When you do an 8-bit multiplication like mul bl, it takes al, multiplies it by the specified input, and puts the result in ax.

When you do a 16-bit multiplication like mul bx, it takes ax, multiplies it by the specified input, and puts the result in dx:ax (i.e., the 16 most significant bits of the result in dx, and the 16 least significant bits of the result in ax).

(Just for completeness): if you do a 32-bit multiplication like mul ebx, it multiplies eax by ebx, and puts the result in edx:eax (offhand I don't remember for sure, but I'd guess 64-bit multiplication works about the same way).

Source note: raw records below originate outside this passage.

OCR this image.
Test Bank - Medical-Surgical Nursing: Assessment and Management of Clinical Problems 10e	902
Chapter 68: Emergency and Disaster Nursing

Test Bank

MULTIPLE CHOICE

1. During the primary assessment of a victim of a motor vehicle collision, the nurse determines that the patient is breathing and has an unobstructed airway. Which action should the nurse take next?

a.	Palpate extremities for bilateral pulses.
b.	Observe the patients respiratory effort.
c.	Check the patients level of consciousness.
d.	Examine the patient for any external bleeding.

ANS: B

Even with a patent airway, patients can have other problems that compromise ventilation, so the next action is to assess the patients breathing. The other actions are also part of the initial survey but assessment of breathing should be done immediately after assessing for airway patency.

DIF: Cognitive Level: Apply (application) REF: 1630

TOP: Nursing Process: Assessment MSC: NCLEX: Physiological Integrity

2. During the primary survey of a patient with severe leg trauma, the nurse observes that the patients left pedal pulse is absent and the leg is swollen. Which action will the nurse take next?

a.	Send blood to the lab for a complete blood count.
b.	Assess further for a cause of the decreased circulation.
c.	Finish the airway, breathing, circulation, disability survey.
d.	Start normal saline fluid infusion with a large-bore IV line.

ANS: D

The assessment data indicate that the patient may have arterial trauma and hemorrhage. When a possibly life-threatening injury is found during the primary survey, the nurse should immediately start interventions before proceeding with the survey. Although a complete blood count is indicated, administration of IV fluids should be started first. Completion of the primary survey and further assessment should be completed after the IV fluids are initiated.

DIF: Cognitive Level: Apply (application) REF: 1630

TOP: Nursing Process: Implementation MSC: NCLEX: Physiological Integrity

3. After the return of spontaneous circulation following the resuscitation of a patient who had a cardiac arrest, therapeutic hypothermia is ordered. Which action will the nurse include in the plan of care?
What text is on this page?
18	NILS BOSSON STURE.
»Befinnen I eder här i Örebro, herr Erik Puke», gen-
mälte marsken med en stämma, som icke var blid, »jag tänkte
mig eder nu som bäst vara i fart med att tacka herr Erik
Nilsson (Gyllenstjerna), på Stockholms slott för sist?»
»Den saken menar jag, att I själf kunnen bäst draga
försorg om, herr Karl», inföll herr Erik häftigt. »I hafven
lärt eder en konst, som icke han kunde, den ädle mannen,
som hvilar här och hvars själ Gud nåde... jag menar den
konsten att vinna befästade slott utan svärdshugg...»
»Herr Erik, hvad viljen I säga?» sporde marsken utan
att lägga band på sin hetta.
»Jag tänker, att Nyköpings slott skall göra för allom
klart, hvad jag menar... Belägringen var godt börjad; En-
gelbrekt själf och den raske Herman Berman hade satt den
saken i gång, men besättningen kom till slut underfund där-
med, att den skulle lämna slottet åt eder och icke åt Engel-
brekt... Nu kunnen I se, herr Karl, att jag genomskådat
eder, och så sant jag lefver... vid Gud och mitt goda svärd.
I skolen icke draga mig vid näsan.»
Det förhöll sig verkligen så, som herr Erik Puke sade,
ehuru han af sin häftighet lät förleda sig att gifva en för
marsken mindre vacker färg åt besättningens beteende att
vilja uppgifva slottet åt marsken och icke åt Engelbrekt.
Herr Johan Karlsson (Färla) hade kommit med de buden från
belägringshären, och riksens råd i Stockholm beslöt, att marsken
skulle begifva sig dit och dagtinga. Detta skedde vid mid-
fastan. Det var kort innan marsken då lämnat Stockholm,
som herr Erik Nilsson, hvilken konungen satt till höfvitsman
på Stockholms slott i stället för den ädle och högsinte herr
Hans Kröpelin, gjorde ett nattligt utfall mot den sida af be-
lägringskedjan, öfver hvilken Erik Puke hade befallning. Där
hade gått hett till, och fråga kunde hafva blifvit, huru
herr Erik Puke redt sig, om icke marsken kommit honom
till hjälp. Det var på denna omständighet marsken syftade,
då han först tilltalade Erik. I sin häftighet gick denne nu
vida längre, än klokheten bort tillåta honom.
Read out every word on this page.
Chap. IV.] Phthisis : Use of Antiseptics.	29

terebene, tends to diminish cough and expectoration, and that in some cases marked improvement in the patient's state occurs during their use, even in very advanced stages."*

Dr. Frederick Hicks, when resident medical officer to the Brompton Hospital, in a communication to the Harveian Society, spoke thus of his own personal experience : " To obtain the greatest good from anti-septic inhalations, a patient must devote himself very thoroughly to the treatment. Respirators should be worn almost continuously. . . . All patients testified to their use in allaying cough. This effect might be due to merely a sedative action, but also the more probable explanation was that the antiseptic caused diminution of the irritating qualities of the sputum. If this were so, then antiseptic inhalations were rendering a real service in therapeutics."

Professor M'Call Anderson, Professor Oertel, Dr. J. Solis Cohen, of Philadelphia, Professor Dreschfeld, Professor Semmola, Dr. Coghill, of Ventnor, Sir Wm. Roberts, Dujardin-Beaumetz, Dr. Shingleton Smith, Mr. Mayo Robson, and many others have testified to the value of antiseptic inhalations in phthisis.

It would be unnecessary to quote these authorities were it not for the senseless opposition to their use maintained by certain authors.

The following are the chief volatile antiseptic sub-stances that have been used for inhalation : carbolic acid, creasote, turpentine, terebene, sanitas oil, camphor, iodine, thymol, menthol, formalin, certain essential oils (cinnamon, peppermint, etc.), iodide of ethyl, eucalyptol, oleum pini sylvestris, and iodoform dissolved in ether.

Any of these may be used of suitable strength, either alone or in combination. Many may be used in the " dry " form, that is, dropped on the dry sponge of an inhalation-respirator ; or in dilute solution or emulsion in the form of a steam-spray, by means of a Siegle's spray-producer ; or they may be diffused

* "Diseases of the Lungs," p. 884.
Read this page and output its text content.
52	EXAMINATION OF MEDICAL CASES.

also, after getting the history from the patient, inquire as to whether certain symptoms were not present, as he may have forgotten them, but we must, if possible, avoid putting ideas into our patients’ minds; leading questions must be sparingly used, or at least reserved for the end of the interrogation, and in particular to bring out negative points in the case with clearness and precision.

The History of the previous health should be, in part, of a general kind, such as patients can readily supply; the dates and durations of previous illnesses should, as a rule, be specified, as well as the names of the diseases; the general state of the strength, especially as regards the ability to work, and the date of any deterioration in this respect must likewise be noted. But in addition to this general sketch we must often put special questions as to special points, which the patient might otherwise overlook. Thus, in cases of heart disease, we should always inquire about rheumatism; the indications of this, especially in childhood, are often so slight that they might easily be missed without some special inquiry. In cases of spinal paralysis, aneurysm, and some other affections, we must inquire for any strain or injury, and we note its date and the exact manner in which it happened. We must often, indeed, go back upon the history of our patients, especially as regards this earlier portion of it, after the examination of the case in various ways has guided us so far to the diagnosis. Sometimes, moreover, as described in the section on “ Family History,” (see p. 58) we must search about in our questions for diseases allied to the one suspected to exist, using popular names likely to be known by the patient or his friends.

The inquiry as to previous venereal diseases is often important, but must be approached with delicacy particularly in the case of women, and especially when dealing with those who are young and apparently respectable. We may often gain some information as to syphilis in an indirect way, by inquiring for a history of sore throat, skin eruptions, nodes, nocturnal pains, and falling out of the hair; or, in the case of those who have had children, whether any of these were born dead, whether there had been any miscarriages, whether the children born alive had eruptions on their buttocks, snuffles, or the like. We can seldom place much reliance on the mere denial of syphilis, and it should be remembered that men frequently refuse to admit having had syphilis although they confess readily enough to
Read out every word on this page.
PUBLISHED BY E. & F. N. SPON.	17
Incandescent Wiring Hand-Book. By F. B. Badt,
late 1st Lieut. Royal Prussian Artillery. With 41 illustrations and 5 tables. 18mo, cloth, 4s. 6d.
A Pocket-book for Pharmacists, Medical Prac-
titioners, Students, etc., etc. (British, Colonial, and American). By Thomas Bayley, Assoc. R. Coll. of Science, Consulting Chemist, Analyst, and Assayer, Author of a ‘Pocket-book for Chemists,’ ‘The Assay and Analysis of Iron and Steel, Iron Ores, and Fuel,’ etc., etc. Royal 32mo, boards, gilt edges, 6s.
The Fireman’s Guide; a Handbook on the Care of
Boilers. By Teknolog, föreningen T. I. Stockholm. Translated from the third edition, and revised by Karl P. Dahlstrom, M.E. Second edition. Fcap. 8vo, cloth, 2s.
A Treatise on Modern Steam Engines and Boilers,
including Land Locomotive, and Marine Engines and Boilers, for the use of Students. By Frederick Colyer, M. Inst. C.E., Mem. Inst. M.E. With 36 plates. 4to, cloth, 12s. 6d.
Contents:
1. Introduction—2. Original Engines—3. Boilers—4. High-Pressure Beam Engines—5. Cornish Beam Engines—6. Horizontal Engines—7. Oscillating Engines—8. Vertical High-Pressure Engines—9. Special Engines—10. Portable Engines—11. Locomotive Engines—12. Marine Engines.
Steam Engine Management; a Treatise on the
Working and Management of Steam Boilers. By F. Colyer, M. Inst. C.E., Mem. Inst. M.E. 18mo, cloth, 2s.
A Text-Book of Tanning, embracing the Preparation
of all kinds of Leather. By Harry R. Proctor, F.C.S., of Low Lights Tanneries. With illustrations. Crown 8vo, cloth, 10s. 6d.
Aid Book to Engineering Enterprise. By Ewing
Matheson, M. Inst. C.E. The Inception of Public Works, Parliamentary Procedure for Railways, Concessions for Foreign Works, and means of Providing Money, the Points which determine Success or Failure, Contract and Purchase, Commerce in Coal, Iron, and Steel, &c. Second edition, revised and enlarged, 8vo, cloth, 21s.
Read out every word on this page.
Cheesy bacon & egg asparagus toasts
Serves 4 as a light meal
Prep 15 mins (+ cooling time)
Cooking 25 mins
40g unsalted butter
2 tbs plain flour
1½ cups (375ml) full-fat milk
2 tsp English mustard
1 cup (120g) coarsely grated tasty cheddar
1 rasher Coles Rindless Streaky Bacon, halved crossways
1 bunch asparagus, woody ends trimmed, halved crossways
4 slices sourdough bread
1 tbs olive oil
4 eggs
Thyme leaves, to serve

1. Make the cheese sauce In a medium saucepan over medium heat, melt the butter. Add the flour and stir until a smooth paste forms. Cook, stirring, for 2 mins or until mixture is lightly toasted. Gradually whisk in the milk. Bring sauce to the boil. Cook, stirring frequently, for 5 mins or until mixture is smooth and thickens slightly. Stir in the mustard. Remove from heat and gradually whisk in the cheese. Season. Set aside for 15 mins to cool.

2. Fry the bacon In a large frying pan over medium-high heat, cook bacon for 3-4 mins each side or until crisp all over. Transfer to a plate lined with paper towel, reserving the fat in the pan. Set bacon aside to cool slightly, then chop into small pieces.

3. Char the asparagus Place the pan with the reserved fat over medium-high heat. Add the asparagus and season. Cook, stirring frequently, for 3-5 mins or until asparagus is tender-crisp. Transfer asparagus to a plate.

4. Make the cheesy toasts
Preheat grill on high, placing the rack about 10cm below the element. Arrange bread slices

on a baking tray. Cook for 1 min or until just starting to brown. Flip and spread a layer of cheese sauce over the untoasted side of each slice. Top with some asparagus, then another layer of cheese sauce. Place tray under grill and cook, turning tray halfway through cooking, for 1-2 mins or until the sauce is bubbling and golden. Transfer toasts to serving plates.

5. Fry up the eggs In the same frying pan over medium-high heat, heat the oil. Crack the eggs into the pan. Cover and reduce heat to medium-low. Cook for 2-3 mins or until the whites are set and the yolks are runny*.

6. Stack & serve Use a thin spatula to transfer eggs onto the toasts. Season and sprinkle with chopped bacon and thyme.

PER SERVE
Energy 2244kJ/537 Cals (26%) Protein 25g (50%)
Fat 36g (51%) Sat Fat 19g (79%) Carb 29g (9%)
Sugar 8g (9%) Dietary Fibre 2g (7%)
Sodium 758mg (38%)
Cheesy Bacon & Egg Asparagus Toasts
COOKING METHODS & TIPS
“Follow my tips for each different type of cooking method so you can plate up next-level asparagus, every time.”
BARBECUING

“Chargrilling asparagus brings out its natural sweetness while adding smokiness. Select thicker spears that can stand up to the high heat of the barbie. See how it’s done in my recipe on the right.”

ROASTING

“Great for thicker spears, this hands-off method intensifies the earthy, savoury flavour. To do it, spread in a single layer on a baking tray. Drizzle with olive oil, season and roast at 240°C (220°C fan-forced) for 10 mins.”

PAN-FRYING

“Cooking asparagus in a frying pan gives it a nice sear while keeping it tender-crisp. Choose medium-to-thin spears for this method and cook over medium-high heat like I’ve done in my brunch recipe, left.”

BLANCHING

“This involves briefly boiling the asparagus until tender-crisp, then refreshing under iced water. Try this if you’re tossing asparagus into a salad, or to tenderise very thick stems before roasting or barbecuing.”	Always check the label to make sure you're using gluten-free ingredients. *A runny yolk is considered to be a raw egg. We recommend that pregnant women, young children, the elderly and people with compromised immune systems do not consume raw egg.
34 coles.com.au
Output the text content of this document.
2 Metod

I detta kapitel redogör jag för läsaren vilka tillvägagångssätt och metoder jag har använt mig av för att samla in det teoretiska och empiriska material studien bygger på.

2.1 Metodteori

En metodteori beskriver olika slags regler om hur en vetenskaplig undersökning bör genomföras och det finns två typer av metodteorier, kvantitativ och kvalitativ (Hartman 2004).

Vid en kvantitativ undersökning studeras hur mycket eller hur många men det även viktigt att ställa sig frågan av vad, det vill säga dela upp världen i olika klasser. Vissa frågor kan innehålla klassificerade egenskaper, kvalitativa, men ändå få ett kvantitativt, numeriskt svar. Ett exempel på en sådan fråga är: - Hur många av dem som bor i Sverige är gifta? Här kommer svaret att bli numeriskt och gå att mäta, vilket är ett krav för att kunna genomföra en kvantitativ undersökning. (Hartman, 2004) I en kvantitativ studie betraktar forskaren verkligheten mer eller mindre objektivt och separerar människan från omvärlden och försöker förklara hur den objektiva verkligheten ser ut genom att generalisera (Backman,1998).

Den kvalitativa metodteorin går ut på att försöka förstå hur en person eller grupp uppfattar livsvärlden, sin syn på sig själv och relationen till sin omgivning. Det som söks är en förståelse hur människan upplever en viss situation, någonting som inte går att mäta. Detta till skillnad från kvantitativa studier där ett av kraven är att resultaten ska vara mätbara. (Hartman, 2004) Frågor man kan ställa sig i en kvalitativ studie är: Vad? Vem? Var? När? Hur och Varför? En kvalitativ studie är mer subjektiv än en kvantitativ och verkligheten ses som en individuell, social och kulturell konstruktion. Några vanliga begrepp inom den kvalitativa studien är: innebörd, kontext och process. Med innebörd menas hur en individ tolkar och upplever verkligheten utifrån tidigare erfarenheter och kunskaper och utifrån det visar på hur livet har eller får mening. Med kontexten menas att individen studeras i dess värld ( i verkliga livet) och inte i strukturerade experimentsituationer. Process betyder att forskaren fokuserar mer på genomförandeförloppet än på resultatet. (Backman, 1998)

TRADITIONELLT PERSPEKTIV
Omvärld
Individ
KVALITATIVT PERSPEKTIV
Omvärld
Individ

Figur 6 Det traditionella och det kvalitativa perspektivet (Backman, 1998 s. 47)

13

As far as BL vs. BX goes (or AL/AH/AX, etc.), what you have aren't really separate registers -- AL is really the 8 least significant bits of AX. AH is the 8 most significant bits of AX. BL is the 8 least significant bits of BX, and BH is the 8 most significant bits of BX (and so on for CL/CH/DL/DH).

For example, if you execute code like:

xor bx, bx
mov bl, 1

BH will then equal 0 (set to zero by the xor bx, bx), BL will equal 1 (set by the mov) and bx will also equal 1 (because it now contains the bit pattern 00000000 00000001).